20 de Abril de 2014, 10h:57 - A | A

Entrevista / DIREITO À DIGNIDADE

Cuiabana luta há 2 anos por direito à mudança do sexo

Karen Cruz faz desabafo sobre processo em tramitação em Cuiabá, onde espera há dois anos por uma decisão judicial

LAICE SOUZA
DA REDAÇÃO



Uma cuiabana que reside na Itália aguarda que a Justiça mato-grossense decida se ela tem ou não o direito a modificar o nome e o gênero sem a realização de cirurgia de mudança de sexo. A batalha judicial começou há dois anos e, até o momento, a ação que tramita na 13ª Vara Cível da Capital não teve nenhuma decisão.

O processo de Karen da Cruz - nome pelo qual já é conhecida há 15 anos – está parado há um ano, sem que haja nenhum tipo de movimentação.

“Já tem mais de dois anos que entrei com essa ação e quero uma posição da excelentíssima juíza, porque já se passou bastante tempo e até então nada foi feito. Pediram pra mim todos os antecedentes criminais, inclusive da Interpol e nada constou, porque não tenho nenhum problema com a justiça. Apresentei também todos os laudos que me pediram, inclusive de psiquiatra atestando meu caso”, disse.

Recentemente Karen esteve no Brasil para ser ouvida no processo, a pedido da juíza substituta que estava jurisdicionando na vara onde a ação tramita. Ela iria depor juntamente com a mãe dela.
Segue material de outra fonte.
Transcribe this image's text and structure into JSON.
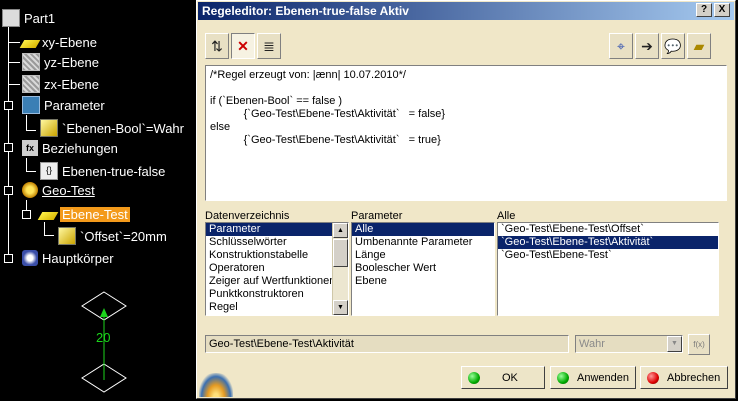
{
  "tree": {
    "items": [
      {
        "label": "Part1",
        "icon": "part-document-icon"
      },
      {
        "label": "xy-Ebene",
        "icon": "plane-icon"
      },
      {
        "label": "yz-Ebene",
        "icon": "plane-icon"
      },
      {
        "label": "zx-Ebene",
        "icon": "plane-icon"
      },
      {
        "label": "Parameter",
        "icon": "parameter-icon"
      },
      {
        "label": "`Ebenen-Bool`=Wahr",
        "icon": "boolean-parameter-icon"
      },
      {
        "label": "Beziehungen",
        "icon": "relations-icon"
      },
      {
        "label": "Ebenen-true-false",
        "icon": "rule-icon"
      },
      {
        "label": "Geo-Test",
        "icon": "geometrical-set-icon"
      },
      {
        "label": "Ebene-Test",
        "icon": "plane-icon"
      },
      {
        "label": "`Offset`=20mm",
        "icon": "length-parameter-icon"
      },
      {
        "label": "Hauptkörper",
        "icon": "part-body-icon"
      }
    ]
  },
  "viewport": {
    "dimension_label": "20",
    "dimension_color": "#1bd41b"
  },
  "dialog": {
    "title": "Regeleditor: Ebenen-true-false Aktiv",
    "title_help": "?",
    "title_close": "X",
    "editor_lines": [
      "/*Regel erzeugt von: |ænn| 10.07.2010*/",
      "",
      "if (`Ebenen-Bool` == false )",
      "           {`Geo-Test\\Ebene-Test\\Aktivität`   = false}",
      "else",
      "           {`Geo-Test\\Ebene-Test\\Aktivität`   = true}"
    ],
    "lists": {
      "dictionary": {
        "label": "Datenverzeichnis",
        "items": [
          "Parameter",
          "Schlüsselwörter",
          "Konstruktionstabelle",
          "Operatoren",
          "Zeiger auf Wertfunktionen",
          "Punktkonstruktoren",
          "Regel"
        ],
        "selected": 0
      },
      "parameter": {
        "label": "Parameter",
        "items": [
          "Alle",
          "Umbenannte Parameter",
          "Länge",
          "Boolescher Wert",
          "Ebene"
        ],
        "selected": 0
      },
      "all": {
        "label": "Alle",
        "items": [
          "`Geo-Test\\Ebene-Test\\Offset`",
          "`Geo-Test\\Ebene-Test\\Aktivität`",
          "`Geo-Test\\Ebene-Test`"
        ],
        "selected": 1
      }
    },
    "path_value": "Geo-Test\\Ebene-Test\\Aktivität",
    "value_combo": "Wahr",
    "buttons": {
      "ok": "OK",
      "apply": "Anwenden",
      "cancel": "Abbrechen"
    }
  }
}
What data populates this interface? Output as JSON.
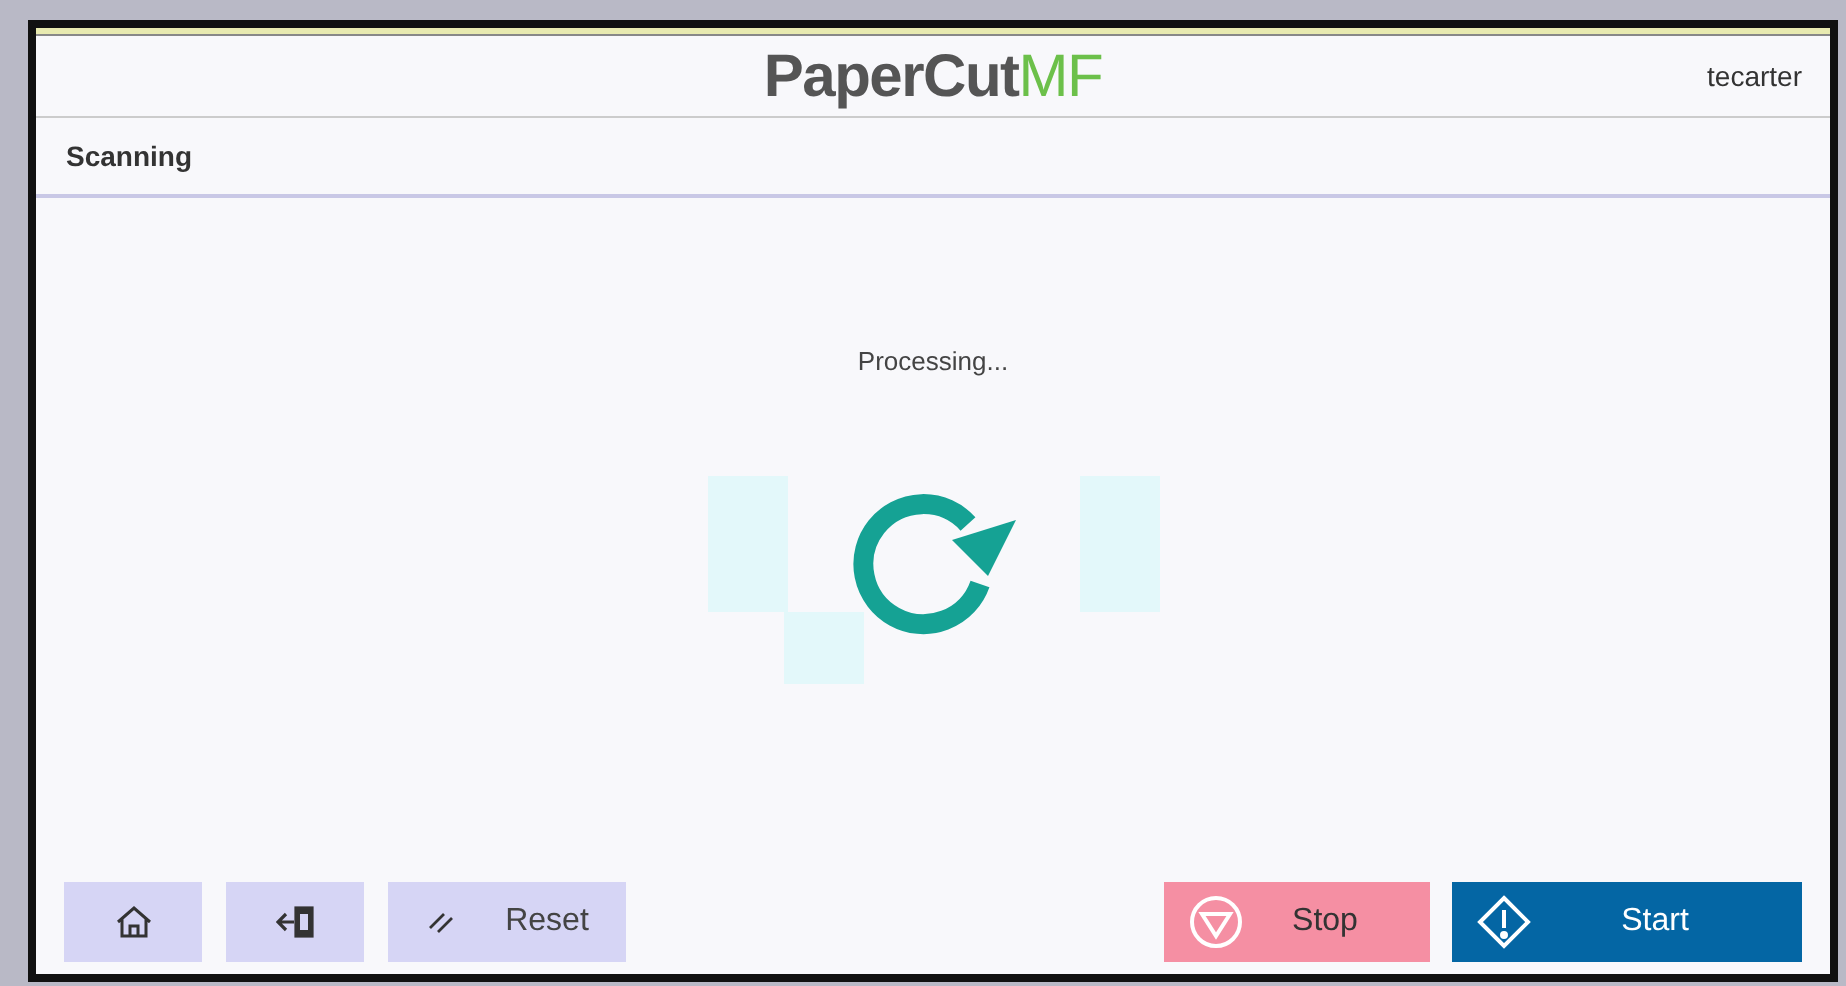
{
  "header": {
    "logo": {
      "main": "PaperCut",
      "suffix": "MF"
    },
    "user": "tecarter"
  },
  "title": "Scanning",
  "status": {
    "message": "Processing..."
  },
  "toolbar": {
    "left": [
      {
        "kind": "home"
      },
      {
        "kind": "logout"
      },
      {
        "kind": "reset",
        "label": "Reset"
      }
    ],
    "right": [
      {
        "kind": "stop",
        "label": "Stop"
      },
      {
        "kind": "start",
        "label": "Start"
      }
    ]
  }
}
O pedido trouxe esperança de que poderia demonstrar, longe das páginas do processo, mas de forma real, o sofrimento e as dificuldades que enfrenta diariamente, por seu físico não condizer com o que está escrito em seus documentos de identificação.
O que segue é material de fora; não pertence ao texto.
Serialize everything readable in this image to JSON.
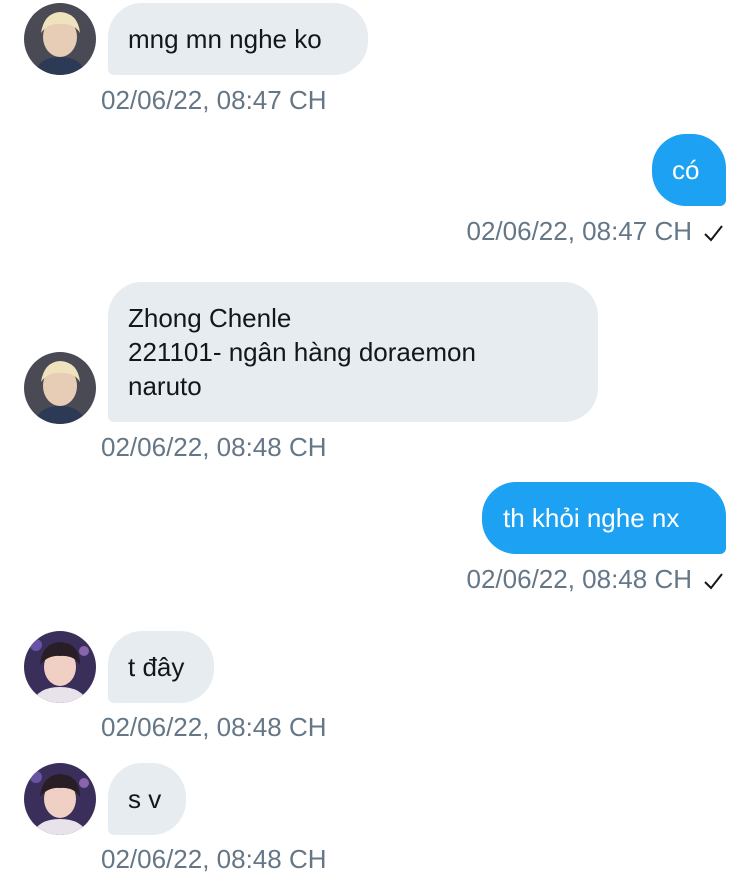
{
  "messages": [
    {
      "side": "in",
      "avatar": "avatar-1",
      "lines": [
        "mng mn nghe ko"
      ],
      "time": "02/06/22, 08:47 CH"
    },
    {
      "side": "out",
      "lines": [
        "có"
      ],
      "time": "02/06/22, 08:47 CH",
      "status_icon": "checkmark-icon"
    },
    {
      "side": "in",
      "avatar": "avatar-1",
      "lines": [
        "Zhong Chenle",
        "221101- ngân hàng doraemon",
        "naruto"
      ],
      "time": "02/06/22, 08:48 CH"
    },
    {
      "side": "out",
      "lines": [
        "th khỏi nghe nx"
      ],
      "time": "02/06/22, 08:48 CH",
      "status_icon": "checkmark-icon"
    },
    {
      "side": "in",
      "avatar": "avatar-2",
      "lines": [
        "t đây"
      ],
      "time": "02/06/22, 08:48 CH"
    },
    {
      "side": "in",
      "avatar": "avatar-2",
      "lines": [
        "s v"
      ],
      "time": "02/06/22, 08:48 CH"
    }
  ],
  "colors": {
    "incoming_bubble": "#e6ecf0",
    "outgoing_bubble": "#1da1f2",
    "timestamp": "#657786",
    "text": "#14171a"
  }
}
Contudo, ao chegar a Cuiabá a juíza titular Sinii Savana Bosse Figueiredo já havia retornado a vara e "afirmado que não haveria necessidade de ouvir a mãe e a autora da ação".

“A excelentíssima juíza falou que não queria ouvir a gente porque já tinha tomado a decisão. Só que eu espero que a excelentíssima juíza não esteja tomando nenhuma decisão com base em religião, porque o nosso país é laico. O Brasil não tem religião e isso não deve ter nenhuma influência em qualquer decisão ou discurso do Estado”, ressaltou.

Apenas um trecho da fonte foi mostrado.